Another highly successful expedition made by Mr. Wilcox, who selected the middle of July in the following year, was to Mount Assiniboine, a fine peak, resembling the Matterhorn in appearance, but far surpassing it in natural inaccessibility. The horizontal strata, the peculiarity of the Rockies, are most pronounced; and the succession of "vertical ledges, which completely engirdle the mountain, from below appear to offer a hopeless problem." Moreover, the avalanches are frequent, naturally, owing to its steep slope and this forma- tion, and every storm in summer brings fresh snow. In August of the same year Mr. Wilcox went up into the Waputehk Range, which is that part of the Rockies proper north of the Kicking Horse Pass. As it has greater glaciers and vaster snowfields than any other district south of Alaska, so is it almost unknown. According to the Indians, there is only one pass between the Kicking Horse and the Athabasca, a distance of a hundred miles. The most attractive feature of these mountains, however, is the course of the Bow River and the beauty of the lakes ; the Upper Bow Lake, from its curving banks and trees, its more open distances, and from its not being so hemmed in by mountain masses, furnishing, if a wild, yet a serener, type of beauty than can be found anywhere else in the Rockies. A photograph of the source of the Little Fork of the Saskatchewan reproduces for us the ideal picture of a river's cradle. The water pours out from two caverns in the extremity of the great glacier, and the view down the valley is the noblest mountain landscape in the Rockies: perhaps in America, with its mingling of peaks, glaciers, and lakes. The most striking plate in this volume is the "Storm in the Little Fork Valley," and it is as admirable a storm effect as is the next plate as a rendering of a snowfield, taken, by-the-bye, at a height of more than ten thousand feet. The twenty-five plates represent, we doubt not, a great deal of patience, long-suffering, and anxiety.

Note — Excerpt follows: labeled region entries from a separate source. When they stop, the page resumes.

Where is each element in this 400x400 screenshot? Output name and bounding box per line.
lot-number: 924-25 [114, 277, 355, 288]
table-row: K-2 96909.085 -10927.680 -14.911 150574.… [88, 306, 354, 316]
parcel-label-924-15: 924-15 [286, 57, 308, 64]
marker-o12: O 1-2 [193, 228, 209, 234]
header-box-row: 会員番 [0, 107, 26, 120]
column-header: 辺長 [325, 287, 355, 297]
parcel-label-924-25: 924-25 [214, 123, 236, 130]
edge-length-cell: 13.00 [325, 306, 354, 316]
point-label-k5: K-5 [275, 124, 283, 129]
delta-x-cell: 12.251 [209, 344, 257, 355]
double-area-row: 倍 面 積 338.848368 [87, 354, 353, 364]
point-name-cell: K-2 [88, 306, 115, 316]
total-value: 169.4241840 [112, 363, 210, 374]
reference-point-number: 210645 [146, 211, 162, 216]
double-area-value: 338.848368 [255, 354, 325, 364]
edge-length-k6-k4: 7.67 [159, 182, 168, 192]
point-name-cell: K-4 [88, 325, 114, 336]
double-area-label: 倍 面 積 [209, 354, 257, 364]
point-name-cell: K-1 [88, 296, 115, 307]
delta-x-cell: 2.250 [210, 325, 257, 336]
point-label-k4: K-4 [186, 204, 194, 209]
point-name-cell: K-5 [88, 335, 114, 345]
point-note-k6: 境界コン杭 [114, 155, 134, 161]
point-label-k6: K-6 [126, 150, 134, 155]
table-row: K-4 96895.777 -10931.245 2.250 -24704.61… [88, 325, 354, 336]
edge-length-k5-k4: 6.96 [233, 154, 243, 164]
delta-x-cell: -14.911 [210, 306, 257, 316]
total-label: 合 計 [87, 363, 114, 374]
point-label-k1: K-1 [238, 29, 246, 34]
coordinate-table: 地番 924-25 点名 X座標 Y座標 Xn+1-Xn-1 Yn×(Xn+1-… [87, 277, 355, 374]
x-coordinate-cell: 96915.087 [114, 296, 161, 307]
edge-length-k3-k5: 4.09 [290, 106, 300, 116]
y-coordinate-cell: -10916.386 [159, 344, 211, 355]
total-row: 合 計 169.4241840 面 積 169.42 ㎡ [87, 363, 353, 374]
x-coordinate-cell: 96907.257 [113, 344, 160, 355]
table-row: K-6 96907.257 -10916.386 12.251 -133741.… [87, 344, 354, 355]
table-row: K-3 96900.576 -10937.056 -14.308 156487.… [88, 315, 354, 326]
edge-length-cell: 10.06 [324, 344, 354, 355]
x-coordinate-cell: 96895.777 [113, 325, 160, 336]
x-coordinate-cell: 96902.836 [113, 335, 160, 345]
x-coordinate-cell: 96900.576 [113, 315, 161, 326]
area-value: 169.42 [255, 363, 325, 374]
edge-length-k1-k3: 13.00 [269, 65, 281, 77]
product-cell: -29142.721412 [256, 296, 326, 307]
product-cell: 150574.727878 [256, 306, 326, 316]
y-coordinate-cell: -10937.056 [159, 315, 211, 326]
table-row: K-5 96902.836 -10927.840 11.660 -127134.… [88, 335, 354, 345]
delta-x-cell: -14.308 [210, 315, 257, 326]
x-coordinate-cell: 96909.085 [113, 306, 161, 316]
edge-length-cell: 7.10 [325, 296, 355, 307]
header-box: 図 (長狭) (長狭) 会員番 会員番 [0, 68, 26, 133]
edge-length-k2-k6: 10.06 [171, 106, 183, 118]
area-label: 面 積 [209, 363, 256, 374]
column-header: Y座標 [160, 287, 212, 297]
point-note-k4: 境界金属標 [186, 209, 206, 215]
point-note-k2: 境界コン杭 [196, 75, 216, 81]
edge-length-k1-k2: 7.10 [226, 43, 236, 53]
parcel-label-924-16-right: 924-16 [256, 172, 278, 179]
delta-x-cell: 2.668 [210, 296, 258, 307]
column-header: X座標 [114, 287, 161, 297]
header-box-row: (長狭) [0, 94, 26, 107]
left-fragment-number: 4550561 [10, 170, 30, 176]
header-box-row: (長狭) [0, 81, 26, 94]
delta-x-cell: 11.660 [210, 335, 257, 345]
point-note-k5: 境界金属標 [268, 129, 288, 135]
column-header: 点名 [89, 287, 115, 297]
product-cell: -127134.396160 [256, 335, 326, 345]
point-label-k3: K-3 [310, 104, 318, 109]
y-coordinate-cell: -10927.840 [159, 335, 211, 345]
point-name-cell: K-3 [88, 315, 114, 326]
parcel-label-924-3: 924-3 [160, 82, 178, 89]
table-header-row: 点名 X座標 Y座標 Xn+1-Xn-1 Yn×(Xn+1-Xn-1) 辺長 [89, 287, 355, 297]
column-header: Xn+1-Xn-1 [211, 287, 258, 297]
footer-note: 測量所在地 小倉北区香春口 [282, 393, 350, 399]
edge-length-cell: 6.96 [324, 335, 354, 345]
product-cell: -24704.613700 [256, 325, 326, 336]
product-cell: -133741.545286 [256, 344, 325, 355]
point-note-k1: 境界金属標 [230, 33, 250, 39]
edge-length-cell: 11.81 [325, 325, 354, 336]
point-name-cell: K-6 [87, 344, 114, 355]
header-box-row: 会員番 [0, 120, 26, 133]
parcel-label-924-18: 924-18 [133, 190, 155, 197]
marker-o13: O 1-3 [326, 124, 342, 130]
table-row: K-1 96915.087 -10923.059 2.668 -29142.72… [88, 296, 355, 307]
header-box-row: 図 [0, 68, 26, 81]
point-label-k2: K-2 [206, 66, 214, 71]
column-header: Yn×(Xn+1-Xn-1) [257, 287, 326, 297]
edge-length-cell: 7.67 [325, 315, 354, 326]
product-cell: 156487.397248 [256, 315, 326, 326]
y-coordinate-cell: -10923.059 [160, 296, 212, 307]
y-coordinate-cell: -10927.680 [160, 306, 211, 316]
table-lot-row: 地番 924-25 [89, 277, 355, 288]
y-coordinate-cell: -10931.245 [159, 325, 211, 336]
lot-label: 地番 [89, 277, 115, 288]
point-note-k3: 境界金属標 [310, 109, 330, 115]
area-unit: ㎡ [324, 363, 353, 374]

This handsome book of Mr. W. D. Wilcox's is really a most delightful introduction to the true Rocky Mountains, which should, we suppose, be called the Summit Range. No one can conceive the vast unexplored regions that still remain in the Summit Range, which possesses a variety of scenery to. suit all tastes. The valleys and canons and forests have not quite the grandeur of the canons and primeval forests of the Selkirks, but then the Selkirka themselves have not such trees as the redwood cedars of California. But for this reason the enthusiast who wishes to see everything had better begin with the eastern range and work westwards and thus see things in natural order. The busy man who has no time for extended or annual wanderings will also find this par- ticular range easier of access and the travelling faster, so. that he will cover more ground in a limited holiday. The climate, moreover, is obviously drier, and his movements are less likely to be curtailed by bad weather; and the fact that his lowest camp is higher than any peak in the British Isles, if he is healthy should be as a draught of champagne. As a matter of fact, this applies generally to the North-West; but few people realise when they are on a prairie that they may be also on a plateau. In conclusion, we should not forget to point out how eminently suited Camping in the Canadian Rockies is for the ordinary individual who desires to see this splendid scenery; the author's companions were by no means mountain experts, yet enjoyed themselves thoroughly. The author is certainly an artist by nature, as, both his pen and camera show, and a pleasant companion withal.